Se dunque è vero che Hugo di Nevers,  l’amico di Arnaldo, è Hugo di Sanchio, l’autore di un commento all’Apocalisse che non sembra aver avuto ampia circolazione,  si potrebbe pensare a lui come autore dell’ Expositio in Apocalpisi, un’opera che presenta alcuni temi riconducibili ad Arnaldo, come molti studiosi hanno sottolineato ma anche  molte divergenze rispetto  ad  altri testi dello stesso autore, come altri autorevoli studiosi hanno giustamente fatto notare. Se la nostra attribuzione è giusta si può comprendere melio anche il significato dell’omissione del nome dell’autore nell’incipit del manoscritto. Come si conviene all’umile membro di una comunità monastica l’omissione del nome è voluta per dare al testo il carattere di una Rivelazione, come viene esplicitamente detto alla fine: si suggerisce cioè che il vero autore è Cristo stesso che ha quasi dettato l’opera a un umile interprete del suo volere.

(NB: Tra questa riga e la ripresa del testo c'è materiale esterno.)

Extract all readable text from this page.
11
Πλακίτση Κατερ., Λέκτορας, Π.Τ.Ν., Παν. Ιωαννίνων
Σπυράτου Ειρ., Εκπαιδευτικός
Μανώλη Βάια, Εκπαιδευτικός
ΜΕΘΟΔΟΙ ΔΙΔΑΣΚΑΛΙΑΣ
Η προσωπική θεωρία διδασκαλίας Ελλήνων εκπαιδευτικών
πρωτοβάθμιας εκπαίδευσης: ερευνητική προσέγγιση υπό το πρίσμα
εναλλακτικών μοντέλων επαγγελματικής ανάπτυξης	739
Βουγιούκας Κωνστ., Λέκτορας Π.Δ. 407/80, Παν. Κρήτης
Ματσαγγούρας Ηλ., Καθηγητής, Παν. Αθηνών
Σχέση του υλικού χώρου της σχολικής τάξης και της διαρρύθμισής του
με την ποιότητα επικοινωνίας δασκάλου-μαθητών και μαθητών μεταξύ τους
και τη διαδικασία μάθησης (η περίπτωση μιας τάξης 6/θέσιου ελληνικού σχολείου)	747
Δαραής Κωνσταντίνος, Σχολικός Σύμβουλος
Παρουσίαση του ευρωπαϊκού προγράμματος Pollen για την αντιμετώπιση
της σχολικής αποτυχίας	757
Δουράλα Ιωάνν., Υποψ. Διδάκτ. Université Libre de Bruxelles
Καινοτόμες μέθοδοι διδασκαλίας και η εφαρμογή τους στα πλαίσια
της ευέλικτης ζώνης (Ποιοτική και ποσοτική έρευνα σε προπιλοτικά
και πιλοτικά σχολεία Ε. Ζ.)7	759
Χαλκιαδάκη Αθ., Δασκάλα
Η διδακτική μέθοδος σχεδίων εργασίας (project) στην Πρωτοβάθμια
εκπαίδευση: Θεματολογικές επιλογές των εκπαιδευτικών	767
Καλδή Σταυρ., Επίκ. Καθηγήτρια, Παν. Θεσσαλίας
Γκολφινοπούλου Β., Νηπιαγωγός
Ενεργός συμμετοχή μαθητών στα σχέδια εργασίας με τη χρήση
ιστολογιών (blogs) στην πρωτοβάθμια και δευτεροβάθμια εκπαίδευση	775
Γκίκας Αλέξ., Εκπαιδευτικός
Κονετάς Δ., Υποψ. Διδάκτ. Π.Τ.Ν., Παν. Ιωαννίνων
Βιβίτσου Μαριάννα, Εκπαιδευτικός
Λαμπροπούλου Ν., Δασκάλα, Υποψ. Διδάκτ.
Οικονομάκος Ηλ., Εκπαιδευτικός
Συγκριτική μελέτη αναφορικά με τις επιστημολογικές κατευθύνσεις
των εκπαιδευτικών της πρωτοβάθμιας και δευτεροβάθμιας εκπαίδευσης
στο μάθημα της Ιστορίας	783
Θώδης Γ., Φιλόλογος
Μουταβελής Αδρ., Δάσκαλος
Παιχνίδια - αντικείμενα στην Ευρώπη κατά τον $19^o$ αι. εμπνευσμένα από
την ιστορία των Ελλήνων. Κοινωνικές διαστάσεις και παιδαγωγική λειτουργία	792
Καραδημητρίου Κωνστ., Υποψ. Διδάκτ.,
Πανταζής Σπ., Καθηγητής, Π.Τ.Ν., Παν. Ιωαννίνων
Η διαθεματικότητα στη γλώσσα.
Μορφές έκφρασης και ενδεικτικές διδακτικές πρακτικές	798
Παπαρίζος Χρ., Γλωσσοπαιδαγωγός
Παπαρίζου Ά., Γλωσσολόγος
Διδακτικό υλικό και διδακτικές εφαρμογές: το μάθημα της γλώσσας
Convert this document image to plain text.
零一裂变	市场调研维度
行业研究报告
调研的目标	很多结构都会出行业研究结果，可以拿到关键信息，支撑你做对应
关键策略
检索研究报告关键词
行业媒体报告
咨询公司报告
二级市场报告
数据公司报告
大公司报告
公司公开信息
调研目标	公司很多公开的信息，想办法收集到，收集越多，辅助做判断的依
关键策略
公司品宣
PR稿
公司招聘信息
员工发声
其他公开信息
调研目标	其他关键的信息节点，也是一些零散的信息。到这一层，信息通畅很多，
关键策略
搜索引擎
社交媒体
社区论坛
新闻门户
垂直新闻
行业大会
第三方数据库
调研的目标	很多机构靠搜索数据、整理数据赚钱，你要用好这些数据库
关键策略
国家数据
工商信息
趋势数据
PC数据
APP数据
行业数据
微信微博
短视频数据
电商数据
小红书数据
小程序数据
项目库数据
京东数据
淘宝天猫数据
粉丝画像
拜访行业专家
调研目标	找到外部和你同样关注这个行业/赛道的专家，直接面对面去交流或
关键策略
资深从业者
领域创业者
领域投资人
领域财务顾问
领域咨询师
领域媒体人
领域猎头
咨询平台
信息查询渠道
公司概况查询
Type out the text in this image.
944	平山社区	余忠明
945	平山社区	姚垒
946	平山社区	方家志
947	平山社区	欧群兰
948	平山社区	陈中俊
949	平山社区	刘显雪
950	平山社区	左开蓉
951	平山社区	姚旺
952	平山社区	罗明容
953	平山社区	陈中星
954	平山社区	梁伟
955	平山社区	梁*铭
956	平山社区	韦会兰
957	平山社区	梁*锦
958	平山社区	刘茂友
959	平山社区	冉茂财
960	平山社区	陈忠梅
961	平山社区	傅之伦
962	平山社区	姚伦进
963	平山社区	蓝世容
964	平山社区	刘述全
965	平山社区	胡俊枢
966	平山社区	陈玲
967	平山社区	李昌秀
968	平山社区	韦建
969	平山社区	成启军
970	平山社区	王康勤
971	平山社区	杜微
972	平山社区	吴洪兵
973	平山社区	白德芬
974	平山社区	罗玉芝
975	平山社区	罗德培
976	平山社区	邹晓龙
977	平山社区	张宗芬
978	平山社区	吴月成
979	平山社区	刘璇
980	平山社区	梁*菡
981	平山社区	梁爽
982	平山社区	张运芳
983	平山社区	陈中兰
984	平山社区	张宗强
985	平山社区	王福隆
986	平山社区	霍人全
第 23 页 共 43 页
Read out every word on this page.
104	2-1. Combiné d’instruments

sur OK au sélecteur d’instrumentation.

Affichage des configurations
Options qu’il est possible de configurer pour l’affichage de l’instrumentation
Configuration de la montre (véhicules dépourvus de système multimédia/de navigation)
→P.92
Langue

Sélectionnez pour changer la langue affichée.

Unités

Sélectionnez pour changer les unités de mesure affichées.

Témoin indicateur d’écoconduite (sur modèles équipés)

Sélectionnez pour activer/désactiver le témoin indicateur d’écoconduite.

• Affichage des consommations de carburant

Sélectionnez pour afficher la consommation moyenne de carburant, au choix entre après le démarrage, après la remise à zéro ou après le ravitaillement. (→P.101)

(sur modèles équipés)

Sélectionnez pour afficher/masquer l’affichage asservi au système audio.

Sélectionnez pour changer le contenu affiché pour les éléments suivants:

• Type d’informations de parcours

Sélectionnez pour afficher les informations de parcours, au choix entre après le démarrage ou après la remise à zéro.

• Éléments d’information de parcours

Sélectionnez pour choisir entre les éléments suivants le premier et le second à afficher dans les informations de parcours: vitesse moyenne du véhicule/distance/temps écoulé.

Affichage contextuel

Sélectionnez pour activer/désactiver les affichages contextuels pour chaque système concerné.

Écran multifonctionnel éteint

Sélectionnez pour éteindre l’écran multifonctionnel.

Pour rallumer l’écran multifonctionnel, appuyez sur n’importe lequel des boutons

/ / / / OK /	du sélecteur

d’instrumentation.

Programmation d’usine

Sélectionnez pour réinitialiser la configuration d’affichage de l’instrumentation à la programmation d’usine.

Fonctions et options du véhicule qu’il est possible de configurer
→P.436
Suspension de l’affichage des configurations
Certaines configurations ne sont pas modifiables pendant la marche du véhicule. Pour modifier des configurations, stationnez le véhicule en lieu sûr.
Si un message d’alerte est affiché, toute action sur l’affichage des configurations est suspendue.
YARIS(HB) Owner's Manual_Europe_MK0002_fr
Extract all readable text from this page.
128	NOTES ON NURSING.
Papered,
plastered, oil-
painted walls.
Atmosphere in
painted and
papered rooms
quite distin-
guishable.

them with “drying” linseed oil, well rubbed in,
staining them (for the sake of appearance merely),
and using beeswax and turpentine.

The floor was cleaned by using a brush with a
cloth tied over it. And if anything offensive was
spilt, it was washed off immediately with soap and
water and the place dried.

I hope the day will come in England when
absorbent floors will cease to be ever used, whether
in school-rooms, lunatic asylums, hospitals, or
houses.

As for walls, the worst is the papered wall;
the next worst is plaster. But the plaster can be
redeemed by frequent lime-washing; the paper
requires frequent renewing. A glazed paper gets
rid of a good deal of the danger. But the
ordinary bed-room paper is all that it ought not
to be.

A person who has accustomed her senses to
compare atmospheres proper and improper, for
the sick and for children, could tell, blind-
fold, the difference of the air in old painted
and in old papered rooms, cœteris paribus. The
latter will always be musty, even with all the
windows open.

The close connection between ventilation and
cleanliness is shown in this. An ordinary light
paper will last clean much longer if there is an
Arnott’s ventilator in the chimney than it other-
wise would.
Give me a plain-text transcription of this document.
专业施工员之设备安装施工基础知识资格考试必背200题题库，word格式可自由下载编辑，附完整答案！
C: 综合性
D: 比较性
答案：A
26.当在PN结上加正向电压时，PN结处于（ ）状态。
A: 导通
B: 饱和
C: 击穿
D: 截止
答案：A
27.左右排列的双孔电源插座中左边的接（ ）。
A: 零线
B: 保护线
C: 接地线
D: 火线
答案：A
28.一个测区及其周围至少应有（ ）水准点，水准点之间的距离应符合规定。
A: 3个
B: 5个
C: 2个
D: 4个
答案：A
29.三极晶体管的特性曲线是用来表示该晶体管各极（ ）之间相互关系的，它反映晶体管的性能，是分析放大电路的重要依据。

In sostanza l’Expositio viene offerta ai lettori come un testo ispirato, che non può essere contraddetto che dai nemici di Cristo. L’omissione del nome dell’autore non ha comunque solo questa funzione, ma ha anche, indubbiamente,  un valore pratico: se i nemici di Cristo non sanno chi ha scritto l’opera non potranno perseguitarlo e solo in un ristretto cerchio di adepti il mistero sarà conosciuto. Silenziosamente l’ordine dei Vittorini si affiancava agli irrequieti francescani nell’opera di riforma della Chiesa, con lo stesso spirito con il quale negli stessi anni i cistercensi si affiancavano, in silenzio, agli stessi francescani con analoghi intenti. Il silenzio fu fecondo e permise ad opere condannate dalla Chiesa di circolare e fare nuovi seguaci in vista di un rinnovamento che alla fine fu possibile (cfr. M-P. Saci-F. Troncarelli, Dagli Spirituali agli Osservanti. La  circolazione di Gioacchino da Fiore e Pietro di Giovanni Olivi a Padova nel XIV secolo in corso di stampa su Scriptorium).